Publié le 24 septembre 2025 10h30. Le président américain Donald Trump a lancé une initiative diplomatique surprise en invitant plusieurs dirigeants mondiaux à participer à un « Conseil de paix » dédié à la résolution du conflit à Gaza, alors qu’un nouveau gouvernement palestinien technocrate tente de se mettre en place.
- Donald Trump a invité les présidents turc (Recep Tayyip Erdogan) et argentin (Javier Milei), ainsi que le Premier ministre canadien (Mark Carney) et britannique (Keir Starmer) à rejoindre ce conseil.

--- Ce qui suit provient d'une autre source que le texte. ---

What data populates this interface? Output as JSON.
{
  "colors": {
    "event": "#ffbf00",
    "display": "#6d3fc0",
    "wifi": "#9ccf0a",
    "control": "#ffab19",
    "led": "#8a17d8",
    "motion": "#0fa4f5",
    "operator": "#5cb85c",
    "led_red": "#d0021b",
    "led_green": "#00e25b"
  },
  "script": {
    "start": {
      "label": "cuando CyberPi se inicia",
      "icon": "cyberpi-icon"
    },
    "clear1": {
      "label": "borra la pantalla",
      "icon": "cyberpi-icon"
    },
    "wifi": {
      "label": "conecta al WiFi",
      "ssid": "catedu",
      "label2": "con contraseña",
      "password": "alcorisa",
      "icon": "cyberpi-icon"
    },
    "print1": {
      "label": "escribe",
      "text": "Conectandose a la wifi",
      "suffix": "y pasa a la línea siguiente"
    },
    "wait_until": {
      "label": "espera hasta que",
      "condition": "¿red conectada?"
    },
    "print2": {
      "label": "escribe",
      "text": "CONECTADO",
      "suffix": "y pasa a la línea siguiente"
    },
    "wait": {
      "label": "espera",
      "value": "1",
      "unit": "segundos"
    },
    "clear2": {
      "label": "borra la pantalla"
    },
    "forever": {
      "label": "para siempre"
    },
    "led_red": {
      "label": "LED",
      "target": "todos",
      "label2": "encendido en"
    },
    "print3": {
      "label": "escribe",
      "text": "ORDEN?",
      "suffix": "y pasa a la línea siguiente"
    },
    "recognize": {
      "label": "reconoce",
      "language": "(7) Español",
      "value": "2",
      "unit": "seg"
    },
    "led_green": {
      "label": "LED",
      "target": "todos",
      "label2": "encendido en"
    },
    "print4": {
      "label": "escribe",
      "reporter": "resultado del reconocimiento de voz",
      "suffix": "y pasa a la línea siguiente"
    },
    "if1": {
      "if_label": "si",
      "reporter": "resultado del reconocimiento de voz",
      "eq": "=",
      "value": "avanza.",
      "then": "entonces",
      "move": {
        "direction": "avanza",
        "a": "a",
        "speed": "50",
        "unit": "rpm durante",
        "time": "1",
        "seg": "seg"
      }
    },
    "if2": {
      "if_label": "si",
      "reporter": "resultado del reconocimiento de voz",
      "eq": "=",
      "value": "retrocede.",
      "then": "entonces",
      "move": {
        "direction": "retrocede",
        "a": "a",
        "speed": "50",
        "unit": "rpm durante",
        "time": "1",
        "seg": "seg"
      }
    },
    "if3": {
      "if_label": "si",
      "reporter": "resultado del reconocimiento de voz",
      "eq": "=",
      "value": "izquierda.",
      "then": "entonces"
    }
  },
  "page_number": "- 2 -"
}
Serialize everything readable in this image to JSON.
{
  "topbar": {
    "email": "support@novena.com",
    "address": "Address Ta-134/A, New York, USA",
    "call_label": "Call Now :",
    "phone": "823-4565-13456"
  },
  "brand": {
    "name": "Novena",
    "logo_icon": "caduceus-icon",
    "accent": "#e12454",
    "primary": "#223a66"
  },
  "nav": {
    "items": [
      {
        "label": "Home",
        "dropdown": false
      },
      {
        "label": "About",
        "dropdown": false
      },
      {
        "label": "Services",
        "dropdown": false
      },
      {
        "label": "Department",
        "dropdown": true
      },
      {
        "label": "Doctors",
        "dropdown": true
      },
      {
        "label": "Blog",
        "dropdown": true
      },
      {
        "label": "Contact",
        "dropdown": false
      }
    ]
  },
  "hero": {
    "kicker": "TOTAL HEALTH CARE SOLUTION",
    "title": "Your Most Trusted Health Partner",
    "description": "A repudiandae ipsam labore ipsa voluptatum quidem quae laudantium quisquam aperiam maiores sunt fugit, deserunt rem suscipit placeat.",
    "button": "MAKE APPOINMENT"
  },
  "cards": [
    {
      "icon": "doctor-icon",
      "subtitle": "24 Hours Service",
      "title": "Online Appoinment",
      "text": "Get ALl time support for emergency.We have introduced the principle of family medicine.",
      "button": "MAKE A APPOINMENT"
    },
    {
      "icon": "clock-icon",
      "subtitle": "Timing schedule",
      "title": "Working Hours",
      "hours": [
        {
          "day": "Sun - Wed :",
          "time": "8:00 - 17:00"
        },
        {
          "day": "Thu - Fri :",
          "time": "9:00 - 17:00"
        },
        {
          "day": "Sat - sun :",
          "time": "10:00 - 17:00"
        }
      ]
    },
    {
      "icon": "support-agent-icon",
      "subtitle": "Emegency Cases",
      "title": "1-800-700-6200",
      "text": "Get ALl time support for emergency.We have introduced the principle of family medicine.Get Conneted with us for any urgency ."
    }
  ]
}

- L’Égypte devrait également inviter le président égyptien Abdel Fattah al-Sissi.
- Un gouvernement palestinien intérimaire composé de 14 technocrates indépendants du Hamas s’est réuni pour la première fois au Caire.
L’annonce de ce conseil de paix intervient alors que l’administration Trump poursuit ses efforts pour élaborer un plan de paix global pour Gaza. Ce plan, dont la deuxième phase a été dévoilée précédemment, vise à mettre un terme définitif aux hostilités et à obtenir le désarmement du Hamas, qui continue de rejeter toute désarmement.
La présidence turque a confirmé aujourd’hui l’invitation adressée à Recep Tayyip Erdogan. Le ministère des Affaires étrangères égyptien a également indiqué que Le Caire envisageait d’adresser une invitation similaire à Abdel Fattah al-Sissi. Javier Milei a exprimé son honneur d’avoir été invité via sa plateforme X. Le Premier ministre canadien Mark Carney a quant à lui indiqué qu’il accepterait l’invitation, selon la chaîne de télévision CBC. Selon la BBC, Keir Starmer étudierait également la possibilité de participer.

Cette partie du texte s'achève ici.